The interaction Hamiltonian of the electrons with the phonons is considered to be linear in the quantized lattice deviations, conserving the number of electrons and in the continuum model conserving also the momenta

$$\displaystyle \begin{aligned} H_{int}=\frac{1}{\sqrt{\varOmega}}\sum_{{\mathbf q}}g_{{\mathbf q}}a_{{\mathbf k}}^{+}a_{{\mathbf k}-{\mathbf q}}(b_{{\mathbf q}}+b_{-{\mathbf q}}^{+}). \end{aligned}$$

Here Ω is the volume and the discretized wave vector q is assumed to be smaller than the Debye wave vector q < q _D.

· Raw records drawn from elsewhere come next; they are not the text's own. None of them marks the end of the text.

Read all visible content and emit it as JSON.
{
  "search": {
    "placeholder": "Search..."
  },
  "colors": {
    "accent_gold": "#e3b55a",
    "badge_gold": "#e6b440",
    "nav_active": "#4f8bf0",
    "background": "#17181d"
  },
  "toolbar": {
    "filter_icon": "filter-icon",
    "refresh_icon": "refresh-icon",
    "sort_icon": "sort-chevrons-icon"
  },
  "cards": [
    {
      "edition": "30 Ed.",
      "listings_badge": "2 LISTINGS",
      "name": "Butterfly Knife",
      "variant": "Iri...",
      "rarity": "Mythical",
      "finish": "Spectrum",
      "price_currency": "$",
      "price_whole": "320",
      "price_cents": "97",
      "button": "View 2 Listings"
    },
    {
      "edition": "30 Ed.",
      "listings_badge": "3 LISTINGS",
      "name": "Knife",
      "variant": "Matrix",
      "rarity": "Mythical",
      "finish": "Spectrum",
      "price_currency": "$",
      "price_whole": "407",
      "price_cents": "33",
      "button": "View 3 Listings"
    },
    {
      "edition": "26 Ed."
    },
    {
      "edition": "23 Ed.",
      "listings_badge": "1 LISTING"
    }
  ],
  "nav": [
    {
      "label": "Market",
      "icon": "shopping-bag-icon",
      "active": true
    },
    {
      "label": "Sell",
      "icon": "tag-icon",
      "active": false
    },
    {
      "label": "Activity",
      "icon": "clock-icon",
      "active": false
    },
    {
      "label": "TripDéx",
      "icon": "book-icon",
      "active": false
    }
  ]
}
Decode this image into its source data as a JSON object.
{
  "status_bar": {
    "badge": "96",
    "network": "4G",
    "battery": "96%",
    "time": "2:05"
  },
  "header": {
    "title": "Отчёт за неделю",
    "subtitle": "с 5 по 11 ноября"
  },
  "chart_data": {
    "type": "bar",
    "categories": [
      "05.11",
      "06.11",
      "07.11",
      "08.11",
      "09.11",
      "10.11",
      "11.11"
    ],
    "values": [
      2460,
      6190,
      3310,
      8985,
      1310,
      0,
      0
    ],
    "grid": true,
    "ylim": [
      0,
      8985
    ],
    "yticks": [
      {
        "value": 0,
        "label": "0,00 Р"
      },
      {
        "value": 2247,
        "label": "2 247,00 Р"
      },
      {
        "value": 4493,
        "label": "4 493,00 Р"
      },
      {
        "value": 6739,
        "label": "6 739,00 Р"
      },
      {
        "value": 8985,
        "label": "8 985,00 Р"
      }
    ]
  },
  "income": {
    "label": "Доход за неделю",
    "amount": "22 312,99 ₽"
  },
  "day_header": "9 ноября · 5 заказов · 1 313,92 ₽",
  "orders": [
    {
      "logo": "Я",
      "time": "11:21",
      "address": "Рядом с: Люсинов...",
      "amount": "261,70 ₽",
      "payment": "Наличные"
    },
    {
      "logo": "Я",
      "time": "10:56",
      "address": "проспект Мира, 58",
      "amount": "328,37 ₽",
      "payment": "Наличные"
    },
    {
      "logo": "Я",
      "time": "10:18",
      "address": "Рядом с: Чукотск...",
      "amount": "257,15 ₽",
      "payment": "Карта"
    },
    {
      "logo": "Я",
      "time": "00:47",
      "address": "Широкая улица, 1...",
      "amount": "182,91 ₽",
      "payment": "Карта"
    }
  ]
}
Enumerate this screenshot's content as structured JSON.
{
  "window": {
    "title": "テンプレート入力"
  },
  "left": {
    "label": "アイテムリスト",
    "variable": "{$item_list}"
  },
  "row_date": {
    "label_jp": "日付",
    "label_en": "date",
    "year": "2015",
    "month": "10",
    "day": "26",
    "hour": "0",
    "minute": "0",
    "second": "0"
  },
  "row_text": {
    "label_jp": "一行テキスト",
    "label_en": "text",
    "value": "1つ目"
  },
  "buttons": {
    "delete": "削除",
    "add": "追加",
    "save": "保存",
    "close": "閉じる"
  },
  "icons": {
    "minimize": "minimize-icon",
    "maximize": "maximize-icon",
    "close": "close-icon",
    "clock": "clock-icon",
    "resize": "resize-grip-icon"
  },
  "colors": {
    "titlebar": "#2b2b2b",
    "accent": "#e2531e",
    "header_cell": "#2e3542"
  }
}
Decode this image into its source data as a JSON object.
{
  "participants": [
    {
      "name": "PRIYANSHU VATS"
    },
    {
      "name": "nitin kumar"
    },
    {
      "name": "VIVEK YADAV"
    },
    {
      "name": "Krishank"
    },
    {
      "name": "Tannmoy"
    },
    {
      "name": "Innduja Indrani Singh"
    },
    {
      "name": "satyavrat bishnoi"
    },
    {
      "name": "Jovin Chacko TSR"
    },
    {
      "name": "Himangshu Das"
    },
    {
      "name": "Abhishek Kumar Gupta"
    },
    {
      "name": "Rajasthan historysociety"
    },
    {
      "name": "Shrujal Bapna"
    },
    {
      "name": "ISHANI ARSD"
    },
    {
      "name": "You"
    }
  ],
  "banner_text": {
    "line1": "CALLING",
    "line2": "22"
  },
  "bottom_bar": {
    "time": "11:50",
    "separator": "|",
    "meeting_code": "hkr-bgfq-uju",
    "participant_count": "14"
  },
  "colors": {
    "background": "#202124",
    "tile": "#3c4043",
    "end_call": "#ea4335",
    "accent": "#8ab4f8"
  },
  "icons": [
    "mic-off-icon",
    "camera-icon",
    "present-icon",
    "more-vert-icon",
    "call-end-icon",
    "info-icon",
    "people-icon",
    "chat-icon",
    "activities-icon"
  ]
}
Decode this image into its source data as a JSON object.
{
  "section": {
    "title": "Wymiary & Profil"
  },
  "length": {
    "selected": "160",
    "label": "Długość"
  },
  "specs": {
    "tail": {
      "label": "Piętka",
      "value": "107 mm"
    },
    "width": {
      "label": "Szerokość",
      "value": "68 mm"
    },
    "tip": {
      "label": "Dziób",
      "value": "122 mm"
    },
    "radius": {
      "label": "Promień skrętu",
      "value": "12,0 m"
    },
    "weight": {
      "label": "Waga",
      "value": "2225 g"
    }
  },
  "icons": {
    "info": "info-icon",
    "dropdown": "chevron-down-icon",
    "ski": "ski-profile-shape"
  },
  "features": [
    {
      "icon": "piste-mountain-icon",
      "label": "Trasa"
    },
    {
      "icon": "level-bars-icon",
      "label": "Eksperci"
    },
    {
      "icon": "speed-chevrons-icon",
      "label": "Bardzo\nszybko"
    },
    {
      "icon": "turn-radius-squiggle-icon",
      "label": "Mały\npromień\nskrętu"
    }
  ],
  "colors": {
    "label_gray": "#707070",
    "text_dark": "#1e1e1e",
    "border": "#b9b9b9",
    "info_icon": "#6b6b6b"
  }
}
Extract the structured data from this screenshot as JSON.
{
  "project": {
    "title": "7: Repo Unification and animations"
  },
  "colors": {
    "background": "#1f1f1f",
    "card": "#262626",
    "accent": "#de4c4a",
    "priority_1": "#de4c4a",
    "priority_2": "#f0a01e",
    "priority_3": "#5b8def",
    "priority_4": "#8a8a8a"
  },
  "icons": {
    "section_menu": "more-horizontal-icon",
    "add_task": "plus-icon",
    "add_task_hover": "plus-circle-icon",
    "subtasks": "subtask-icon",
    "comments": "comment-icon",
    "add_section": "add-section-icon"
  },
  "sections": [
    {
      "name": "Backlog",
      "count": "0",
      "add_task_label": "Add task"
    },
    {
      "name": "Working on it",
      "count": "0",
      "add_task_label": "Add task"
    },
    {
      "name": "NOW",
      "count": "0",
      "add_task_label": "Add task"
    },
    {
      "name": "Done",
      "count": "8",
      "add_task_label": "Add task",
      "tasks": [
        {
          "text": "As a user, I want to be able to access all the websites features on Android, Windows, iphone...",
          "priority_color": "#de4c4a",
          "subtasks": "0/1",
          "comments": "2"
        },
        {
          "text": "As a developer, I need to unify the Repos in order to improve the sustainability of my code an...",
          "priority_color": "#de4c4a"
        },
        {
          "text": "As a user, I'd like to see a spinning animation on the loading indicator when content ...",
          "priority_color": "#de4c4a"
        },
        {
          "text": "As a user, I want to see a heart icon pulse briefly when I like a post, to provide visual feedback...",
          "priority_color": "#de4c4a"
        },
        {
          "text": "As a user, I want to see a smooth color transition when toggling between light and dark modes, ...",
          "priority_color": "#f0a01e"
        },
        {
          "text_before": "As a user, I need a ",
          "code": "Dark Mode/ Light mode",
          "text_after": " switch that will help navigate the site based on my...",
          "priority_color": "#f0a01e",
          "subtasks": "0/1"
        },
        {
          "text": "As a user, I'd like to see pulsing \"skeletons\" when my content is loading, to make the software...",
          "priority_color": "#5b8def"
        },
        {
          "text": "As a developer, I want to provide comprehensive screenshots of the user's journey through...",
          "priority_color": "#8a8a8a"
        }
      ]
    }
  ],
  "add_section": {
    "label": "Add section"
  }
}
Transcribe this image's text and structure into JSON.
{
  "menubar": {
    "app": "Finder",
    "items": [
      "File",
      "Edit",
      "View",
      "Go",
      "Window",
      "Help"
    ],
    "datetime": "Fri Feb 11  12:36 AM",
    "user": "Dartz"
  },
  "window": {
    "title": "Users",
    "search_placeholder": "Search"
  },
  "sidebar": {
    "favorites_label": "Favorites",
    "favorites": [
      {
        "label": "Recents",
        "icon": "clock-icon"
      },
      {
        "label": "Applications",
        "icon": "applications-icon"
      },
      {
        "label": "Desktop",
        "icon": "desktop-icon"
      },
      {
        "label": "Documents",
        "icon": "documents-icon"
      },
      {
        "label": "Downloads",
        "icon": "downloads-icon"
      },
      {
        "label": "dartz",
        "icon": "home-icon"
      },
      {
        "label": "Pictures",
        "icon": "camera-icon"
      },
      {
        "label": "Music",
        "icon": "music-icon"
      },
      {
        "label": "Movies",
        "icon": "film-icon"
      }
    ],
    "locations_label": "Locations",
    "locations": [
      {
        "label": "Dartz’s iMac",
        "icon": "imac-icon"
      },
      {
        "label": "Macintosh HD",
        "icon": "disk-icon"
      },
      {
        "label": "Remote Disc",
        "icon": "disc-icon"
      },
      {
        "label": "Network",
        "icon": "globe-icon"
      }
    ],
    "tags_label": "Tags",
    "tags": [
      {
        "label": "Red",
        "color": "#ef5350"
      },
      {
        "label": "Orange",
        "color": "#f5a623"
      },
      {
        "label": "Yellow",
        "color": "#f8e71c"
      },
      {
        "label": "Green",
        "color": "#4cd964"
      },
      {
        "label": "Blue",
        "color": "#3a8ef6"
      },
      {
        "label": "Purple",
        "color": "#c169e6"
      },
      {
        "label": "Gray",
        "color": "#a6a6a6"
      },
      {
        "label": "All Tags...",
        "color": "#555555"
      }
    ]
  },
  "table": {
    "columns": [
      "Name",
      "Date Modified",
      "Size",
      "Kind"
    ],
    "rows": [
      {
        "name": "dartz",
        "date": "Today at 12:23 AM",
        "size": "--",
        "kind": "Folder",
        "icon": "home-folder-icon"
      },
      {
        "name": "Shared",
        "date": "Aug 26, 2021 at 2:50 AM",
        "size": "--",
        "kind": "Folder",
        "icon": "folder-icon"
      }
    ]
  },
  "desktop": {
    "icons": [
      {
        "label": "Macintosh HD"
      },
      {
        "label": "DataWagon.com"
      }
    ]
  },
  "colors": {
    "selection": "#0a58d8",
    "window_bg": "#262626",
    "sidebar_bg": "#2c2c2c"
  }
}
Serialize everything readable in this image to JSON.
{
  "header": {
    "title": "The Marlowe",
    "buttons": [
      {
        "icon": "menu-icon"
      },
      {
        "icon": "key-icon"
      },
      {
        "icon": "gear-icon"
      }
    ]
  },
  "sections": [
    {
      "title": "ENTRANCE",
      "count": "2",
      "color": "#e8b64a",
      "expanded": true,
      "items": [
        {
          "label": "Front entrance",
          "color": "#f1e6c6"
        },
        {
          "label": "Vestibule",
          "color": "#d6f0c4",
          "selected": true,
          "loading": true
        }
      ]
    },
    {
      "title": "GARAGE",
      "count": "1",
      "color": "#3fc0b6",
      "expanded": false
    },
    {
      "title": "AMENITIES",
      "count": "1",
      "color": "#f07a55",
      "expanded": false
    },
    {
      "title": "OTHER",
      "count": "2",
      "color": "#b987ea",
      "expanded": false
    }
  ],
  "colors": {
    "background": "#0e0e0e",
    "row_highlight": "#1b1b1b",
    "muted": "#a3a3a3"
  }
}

In the case of the optical phonons, analogously to the discussion in the frame of the classical continuum model one starts from the Coulomb interaction between the electron (or hole) charge density

$$\displaystyle \begin{aligned} \rho(\mathbf{x})\equiv\pm e\psi^{+}(\mathbf{x})\psi(\mathbf{x}) \end{aligned}$$

and the polarization charge density due to the optical deformation

$$\displaystyle \begin{aligned} -\frac{1}{\epsilon}_{\infty}\int d\mathbf{x}\int d\mathbf{x}'\frac{\nabla\mathbf{P}(\mathbf{x})\rho(\mathbf{x}')}{|\mathbf{x}-\mathbf{x}'|}. \end{aligned}$$

Inserting the expression of the polarization in terms of the quantized lattice deviations one gets

$$\displaystyle \begin{aligned} g_{q}^{2}=\alpha{\frac{4\pi\hbar\left(\hbar\omega_{0}\right)^{3/2}}{\left(2m_{e}\right)^{1/2}q^{2}}}, \end{aligned}$$

where instead of the coefficient \(\frac {4\pi e^{2}\kappa ^{2}}{vm\omega _{LO}^{2}\epsilon _{\infty }}\) one has introduced the dimensionless constant

$$\displaystyle \begin{aligned} \alpha=\frac{e^{2}}{\hbar}\left({\frac{m_{e}}{2\hbar\omega_{0}}}\right)^{1/2}\left({\frac{1}{\epsilon_{\infty}}}-{\frac{1}{\epsilon_{0}}}\right). \end{aligned}$$

The presence of the electron mass here is spurious. The coupling constant g _q itself does not depend on the electron mass.

In the case of the acoustic phonons one considers mostly the deformation potential model. This starts from the assumption that a slowly varying deformation in an isotropic medium causes a local variation of the band gap

$$\displaystyle \begin{aligned} \delta E_{g}(\mathbf{x})\sim\nabla\mathbf{u}(\mathbf{x}). \end{aligned}$$

This leads to

$$\displaystyle \begin{aligned} g_{\mathbf{q}}=G\sqrt{\hbar\omega_{\mathbf{q}}} , \end{aligned}$$

where ω _q = c|q| and G is a constant specific for the considered crystal. Of course, both models are highly idealized, but nevertheless, quite successful in predicting experimental phenomena.